Paul smiled at me, his clear eyes sparkling with peace. I hadn’t noticed how translucent his eyes were before - clear and sharp and fierce and kind. The truth is that all of us had enriched the other in lots of ways. That, is exactly what friends do.
May 5: Start Point
The Intrepids get back tomorrow. Right the way around the world they’ve been, through time zones, oceans and cultures. I’ve missed them - especially these last few days. Sure, I crashed their car. Absolutely I’ve failed to install the freezer they got me. Yes, I failed the test of being a good brother to my sisters, and most definitely I’ve quietly suffered from paralysing depression over the last few months, but it’s still telling them about Heather I fear, more than going into any of that.
They loved her too. They knew that she was ill, and they knew how serious a thing it was, and that I think will reduce the shock. But it was still dreadful for the rest of us, when the moment came. And so it will be all over again, on the M25 on the way home.
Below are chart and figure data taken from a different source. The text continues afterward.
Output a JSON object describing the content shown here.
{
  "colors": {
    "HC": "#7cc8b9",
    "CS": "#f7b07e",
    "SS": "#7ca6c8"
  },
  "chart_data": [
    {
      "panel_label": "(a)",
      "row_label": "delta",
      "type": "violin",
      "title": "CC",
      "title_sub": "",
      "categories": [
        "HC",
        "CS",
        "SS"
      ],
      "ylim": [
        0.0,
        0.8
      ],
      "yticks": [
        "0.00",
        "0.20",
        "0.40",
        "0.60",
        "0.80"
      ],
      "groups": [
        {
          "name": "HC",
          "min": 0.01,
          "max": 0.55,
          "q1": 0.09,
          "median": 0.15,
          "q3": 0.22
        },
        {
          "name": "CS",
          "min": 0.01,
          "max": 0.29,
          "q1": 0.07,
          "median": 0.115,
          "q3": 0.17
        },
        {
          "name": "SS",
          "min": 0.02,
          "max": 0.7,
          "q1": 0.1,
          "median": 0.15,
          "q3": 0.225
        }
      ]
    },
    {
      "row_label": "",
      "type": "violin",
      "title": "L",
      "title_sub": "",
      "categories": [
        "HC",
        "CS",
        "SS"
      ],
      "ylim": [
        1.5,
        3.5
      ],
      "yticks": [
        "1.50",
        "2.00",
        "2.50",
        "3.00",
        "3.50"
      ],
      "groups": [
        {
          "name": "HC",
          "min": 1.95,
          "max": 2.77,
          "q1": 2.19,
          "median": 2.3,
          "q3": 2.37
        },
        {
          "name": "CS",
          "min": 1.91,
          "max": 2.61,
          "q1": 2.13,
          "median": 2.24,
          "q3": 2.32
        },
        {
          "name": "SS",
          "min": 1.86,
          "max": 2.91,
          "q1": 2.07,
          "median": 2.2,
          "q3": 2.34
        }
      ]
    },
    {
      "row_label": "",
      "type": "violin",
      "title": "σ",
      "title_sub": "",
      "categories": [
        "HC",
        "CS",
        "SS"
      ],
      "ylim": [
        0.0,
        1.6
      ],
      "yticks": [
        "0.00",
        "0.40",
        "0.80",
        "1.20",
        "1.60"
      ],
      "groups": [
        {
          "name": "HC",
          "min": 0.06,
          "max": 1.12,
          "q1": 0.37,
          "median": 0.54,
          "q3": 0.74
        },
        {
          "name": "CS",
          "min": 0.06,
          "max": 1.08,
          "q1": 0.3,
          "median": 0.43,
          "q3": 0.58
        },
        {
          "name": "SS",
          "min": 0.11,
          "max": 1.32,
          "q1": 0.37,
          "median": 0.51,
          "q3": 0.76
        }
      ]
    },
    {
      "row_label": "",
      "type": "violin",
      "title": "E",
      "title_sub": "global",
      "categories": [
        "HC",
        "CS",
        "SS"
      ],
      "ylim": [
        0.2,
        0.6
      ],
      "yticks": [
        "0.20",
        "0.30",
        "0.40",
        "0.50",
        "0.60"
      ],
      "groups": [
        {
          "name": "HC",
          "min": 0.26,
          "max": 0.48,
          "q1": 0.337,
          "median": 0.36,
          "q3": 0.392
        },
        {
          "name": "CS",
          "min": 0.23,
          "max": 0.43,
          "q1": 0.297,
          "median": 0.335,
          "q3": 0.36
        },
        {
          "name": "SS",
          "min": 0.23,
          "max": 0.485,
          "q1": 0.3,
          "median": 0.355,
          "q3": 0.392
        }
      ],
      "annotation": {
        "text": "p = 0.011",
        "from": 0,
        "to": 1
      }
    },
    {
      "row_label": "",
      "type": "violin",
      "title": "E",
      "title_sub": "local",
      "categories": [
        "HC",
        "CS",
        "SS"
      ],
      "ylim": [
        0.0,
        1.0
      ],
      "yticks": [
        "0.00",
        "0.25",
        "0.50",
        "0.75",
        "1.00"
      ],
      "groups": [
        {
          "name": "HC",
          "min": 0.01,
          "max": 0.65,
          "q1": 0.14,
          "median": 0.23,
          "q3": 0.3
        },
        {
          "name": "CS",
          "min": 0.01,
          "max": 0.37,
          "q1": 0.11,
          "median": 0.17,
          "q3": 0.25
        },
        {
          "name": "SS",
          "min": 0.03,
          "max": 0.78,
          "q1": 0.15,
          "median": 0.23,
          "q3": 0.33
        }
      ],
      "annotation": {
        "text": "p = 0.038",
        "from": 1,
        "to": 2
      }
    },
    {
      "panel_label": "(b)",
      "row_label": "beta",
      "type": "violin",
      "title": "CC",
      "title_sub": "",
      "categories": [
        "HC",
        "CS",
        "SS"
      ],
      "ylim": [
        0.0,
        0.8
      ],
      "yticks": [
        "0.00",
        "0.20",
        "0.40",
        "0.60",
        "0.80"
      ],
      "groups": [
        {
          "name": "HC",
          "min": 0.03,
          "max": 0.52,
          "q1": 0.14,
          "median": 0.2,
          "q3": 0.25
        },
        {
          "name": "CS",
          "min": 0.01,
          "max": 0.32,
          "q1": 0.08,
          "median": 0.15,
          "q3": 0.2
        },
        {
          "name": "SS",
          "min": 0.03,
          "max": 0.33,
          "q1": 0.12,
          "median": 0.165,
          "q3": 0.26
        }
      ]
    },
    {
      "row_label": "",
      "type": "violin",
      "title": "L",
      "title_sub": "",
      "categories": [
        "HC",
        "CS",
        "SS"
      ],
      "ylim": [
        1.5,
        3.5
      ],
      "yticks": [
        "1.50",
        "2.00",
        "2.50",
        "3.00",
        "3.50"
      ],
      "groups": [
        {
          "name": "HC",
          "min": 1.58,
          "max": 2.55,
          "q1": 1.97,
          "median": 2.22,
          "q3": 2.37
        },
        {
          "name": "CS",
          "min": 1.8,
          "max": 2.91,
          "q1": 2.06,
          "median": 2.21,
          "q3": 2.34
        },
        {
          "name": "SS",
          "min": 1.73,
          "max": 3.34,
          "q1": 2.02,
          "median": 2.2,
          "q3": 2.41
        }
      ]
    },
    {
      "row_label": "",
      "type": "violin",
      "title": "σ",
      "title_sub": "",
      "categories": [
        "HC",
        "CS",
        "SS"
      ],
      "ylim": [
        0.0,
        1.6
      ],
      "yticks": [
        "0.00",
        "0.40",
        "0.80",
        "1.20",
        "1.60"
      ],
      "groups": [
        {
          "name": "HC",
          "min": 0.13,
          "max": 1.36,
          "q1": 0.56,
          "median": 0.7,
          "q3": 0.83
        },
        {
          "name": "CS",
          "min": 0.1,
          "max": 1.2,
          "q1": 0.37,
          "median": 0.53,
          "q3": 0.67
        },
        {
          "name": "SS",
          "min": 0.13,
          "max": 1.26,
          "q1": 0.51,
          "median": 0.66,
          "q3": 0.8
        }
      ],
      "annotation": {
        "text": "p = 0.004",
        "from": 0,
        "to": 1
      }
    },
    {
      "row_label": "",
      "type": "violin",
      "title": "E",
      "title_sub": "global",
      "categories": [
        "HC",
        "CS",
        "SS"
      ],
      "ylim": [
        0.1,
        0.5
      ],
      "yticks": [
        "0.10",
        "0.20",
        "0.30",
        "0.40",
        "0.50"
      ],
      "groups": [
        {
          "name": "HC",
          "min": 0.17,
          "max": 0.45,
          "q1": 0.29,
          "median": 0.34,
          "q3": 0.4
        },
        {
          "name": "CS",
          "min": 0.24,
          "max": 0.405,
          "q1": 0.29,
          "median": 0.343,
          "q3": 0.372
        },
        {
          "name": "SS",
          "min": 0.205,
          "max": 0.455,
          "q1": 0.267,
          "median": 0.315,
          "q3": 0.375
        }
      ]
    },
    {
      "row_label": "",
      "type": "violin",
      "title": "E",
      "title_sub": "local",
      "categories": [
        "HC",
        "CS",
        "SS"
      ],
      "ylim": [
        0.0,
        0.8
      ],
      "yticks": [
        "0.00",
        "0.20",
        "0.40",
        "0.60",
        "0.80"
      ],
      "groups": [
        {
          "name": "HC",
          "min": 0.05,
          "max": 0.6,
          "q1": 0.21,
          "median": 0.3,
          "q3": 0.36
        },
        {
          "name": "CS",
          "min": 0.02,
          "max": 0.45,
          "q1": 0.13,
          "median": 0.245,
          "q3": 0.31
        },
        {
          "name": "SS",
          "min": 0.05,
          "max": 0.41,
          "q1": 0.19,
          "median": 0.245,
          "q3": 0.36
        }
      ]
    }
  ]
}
I feel more practical today, more short-term focused on the next thing. They’ve asked me to play at the service, although I don’t know when it is. I will do my best to get through it, but it will be very difficult. I will do it because she asked me to. At least though, that is something to focus on, an end point, perhaps a start point, just a point, a milestone in the road. We all need those.
-
So that was the last few days - a tumbling skyscape of hope, sorrow, joy, faith, sadness, and memory. It’s a privilege to go through it, and though it continues, we know that whenever God brings the morning after the longest and darkest of nights, there he also brings joy. With all my wobbly faith and grieving heart I believe it.
I don’t have theology to back it up, but I’ve always wondered whether Heaven is so incredible, so amazing, that even if you had the choice to return from it, you wouldn’t ever want to. It’s turned out to be a comforting thought, right here in the vale of tears.
One day of course, all of these tears will be wiped away and we will see the dawn.